Last week I went to a grocery store in a larger town, and found two semi-new varieties of cauliflower, one purple and one golden. I have heard that the purple will turn green when cooked, while the golden will stay the same. I wonder what experiences you all have had with these varieties, and what suggestion you have about how to prepare and serve it?


----------



## julieroussette (Mar 18, 2010)

I never tried them either. I would like to know if they have the same taste as white cauliflower and are use just for the look or also to add different flavors ?


----------



## GB (Mar 18, 2010)

I have had purple and orange, but have not cooked them myself. It was a while ago, but I do not recall the purple changing colors after cooked. I could be wrong though. They tasted exactly like the white. I loved the way the purple looked, but the orange just looked like it has been dusted in cheese powder for cheese puffs or something. I did not find that color terribly appetizing.


----------



## Constance (Mar 18, 2010)

Maybe I'm wrong about the color changing, GB. I know the purple string beans turn green...perhaps it was just an assumption. I guess we'll find out. 
Since I have two heads of cauliflower, I'm going to steam half of each to eat cooked, and use the other half in a salad. I have to pick up some greens first. DH is really grossed out by the thought of purple and orange cauliflower.
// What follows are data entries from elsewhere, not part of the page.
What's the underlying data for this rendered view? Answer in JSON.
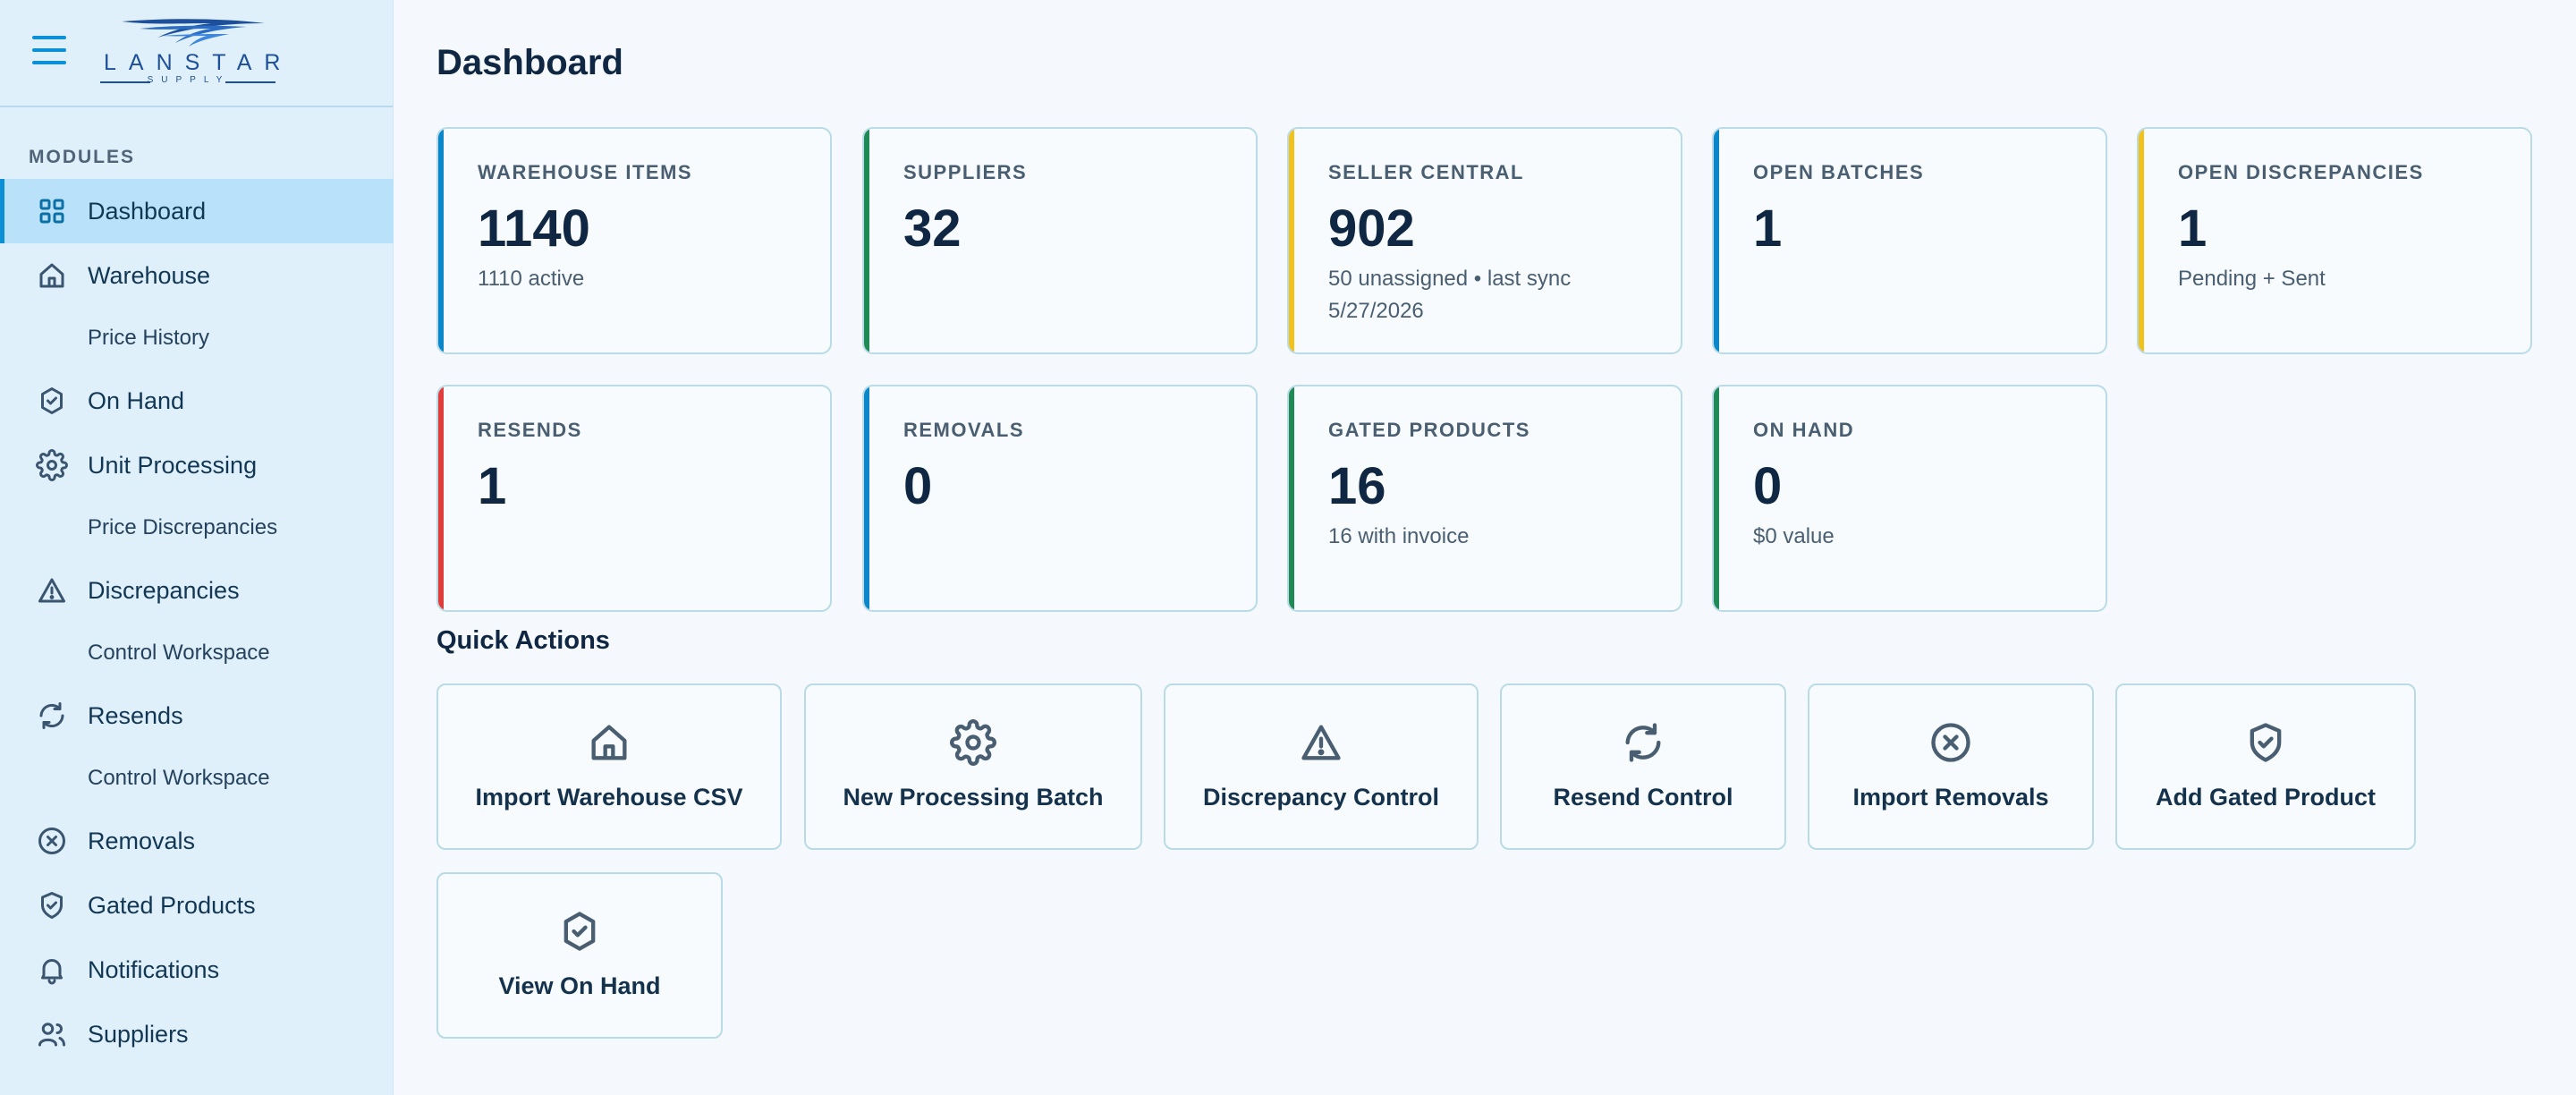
{
  "brand": {
    "name": "LANSTAR",
    "tagline": "SUPPLY"
  },
  "sidebar": {
    "section_label": "MODULES",
    "items": [
      {
        "label": "Dashboard",
        "icon": "grid-icon",
        "sub": false,
        "active": true
      },
      {
        "label": "Warehouse",
        "icon": "home-icon",
        "sub": false
      },
      {
        "label": "Price History",
        "icon": "",
        "sub": true
      },
      {
        "label": "On Hand",
        "icon": "badge-check-icon",
        "sub": false
      },
      {
        "label": "Unit Processing",
        "icon": "gear-icon",
        "sub": false
      },
      {
        "label": "Price Discrepancies",
        "icon": "",
        "sub": true
      },
      {
        "label": "Discrepancies",
        "icon": "warning-icon",
        "sub": false
      },
      {
        "label": "Control Workspace",
        "icon": "",
        "sub": true
      },
      {
        "label": "Resends",
        "icon": "refresh-icon",
        "sub": false
      },
      {
        "label": "Control Workspace",
        "icon": "",
        "sub": true
      },
      {
        "label": "Removals",
        "icon": "x-circle-icon",
        "sub": false
      },
      {
        "label": "Gated Products",
        "icon": "shield-check-icon",
        "sub": false
      },
      {
        "label": "Notifications",
        "icon": "bell-icon",
        "sub": false
      },
      {
        "label": "Suppliers",
        "icon": "users-icon",
        "sub": false
      }
    ]
  },
  "page_title": "Dashboard",
  "colors": {
    "blue": "#0b86c8",
    "green": "#1f8a55",
    "yellow": "#f2c21b",
    "red": "#e03c3c"
  },
  "stats": [
    {
      "label": "WAREHOUSE ITEMS",
      "value": "1140",
      "sub": "1110 active",
      "accent": "#0b86c8"
    },
    {
      "label": "SUPPLIERS",
      "value": "32",
      "sub": "",
      "accent": "#1f8a55"
    },
    {
      "label": "SELLER CENTRAL",
      "value": "902",
      "sub": "50 unassigned • last sync 5/27/2026",
      "accent": "#f2c21b"
    },
    {
      "label": "OPEN BATCHES",
      "value": "1",
      "sub": "",
      "accent": "#0b86c8"
    },
    {
      "label": "OPEN DISCREPANCIES",
      "value": "1",
      "sub": "Pending + Sent",
      "accent": "#f2c21b"
    },
    {
      "label": "RESENDS",
      "value": "1",
      "sub": "",
      "accent": "#e03c3c"
    },
    {
      "label": "REMOVALS",
      "value": "0",
      "sub": "",
      "accent": "#0b86c8"
    },
    {
      "label": "GATED PRODUCTS",
      "value": "16",
      "sub": "16 with invoice",
      "accent": "#1f8a55"
    },
    {
      "label": "ON HAND",
      "value": "0",
      "sub": "$0 value",
      "accent": "#1f8a55"
    }
  ],
  "quick_actions_title": "Quick Actions",
  "quick_actions": [
    {
      "label": "Import Warehouse CSV",
      "icon": "home-icon"
    },
    {
      "label": "New Processing Batch",
      "icon": "gear-icon"
    },
    {
      "label": "Discrepancy Control",
      "icon": "warning-icon"
    },
    {
      "label": "Resend Control",
      "icon": "refresh-icon"
    },
    {
      "label": "Import Removals",
      "icon": "x-circle-icon"
    },
    {
      "label": "Add Gated Product",
      "icon": "shield-check-icon"
    },
    {
      "label": "View On Hand",
      "icon": "badge-check-icon"
    }
  ]
}
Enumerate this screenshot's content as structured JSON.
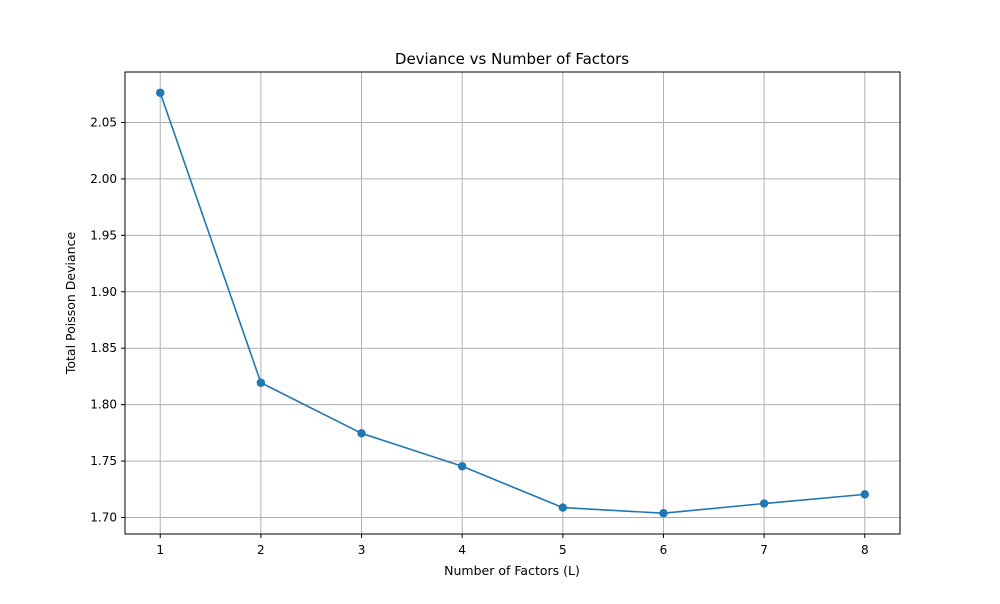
{
  "chart_data": {
    "type": "line",
    "title": "Deviance vs Number of Factors",
    "xlabel": "Number of Factors (L)",
    "ylabel": "Total Poisson Deviance",
    "x": [
      1,
      2,
      3,
      4,
      5,
      6,
      7,
      8
    ],
    "series": [
      {
        "values": [
          2.0763,
          1.8194,
          1.7746,
          1.7454,
          1.7088,
          1.7038,
          1.7124,
          1.7205
        ]
      }
    ],
    "xlim": [
      0.65,
      8.35
    ],
    "ylim": [
      1.6854,
      2.0947
    ],
    "xticks": [
      "1",
      "2",
      "3",
      "4",
      "5",
      "6",
      "7",
      "8"
    ],
    "yticks": [
      "1.70",
      "1.75",
      "1.80",
      "1.85",
      "1.90",
      "1.95",
      "2.00",
      "2.05"
    ],
    "grid": true,
    "line_color": "#1f77b4",
    "grid_color": "#b0b0b0",
    "marker": "circle"
  }
}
I sort of understand; I just got him to eat the white stuff a couple of years ago, and now here I am springing these odd colors on him.


----------



## silentmeow (Mar 19, 2010)

I have cooked both the purple and the orange.  I steamed mine and the color didn't seem to change much.  Made for a  really pretty plate but had trouble getting everyone to eat "something new"!  I think the flavors are a bit milder than the white.  The colored was a bit higher in price so I usually just stick with the white.


----------



## Linika (Mar 20, 2010)

I have used the purple cauliflower before and always steamed it....stayed the same colour...does anyone remember a few years back when heinz introduced that purple Ketchup?   My kids wouldn't even try it!


----------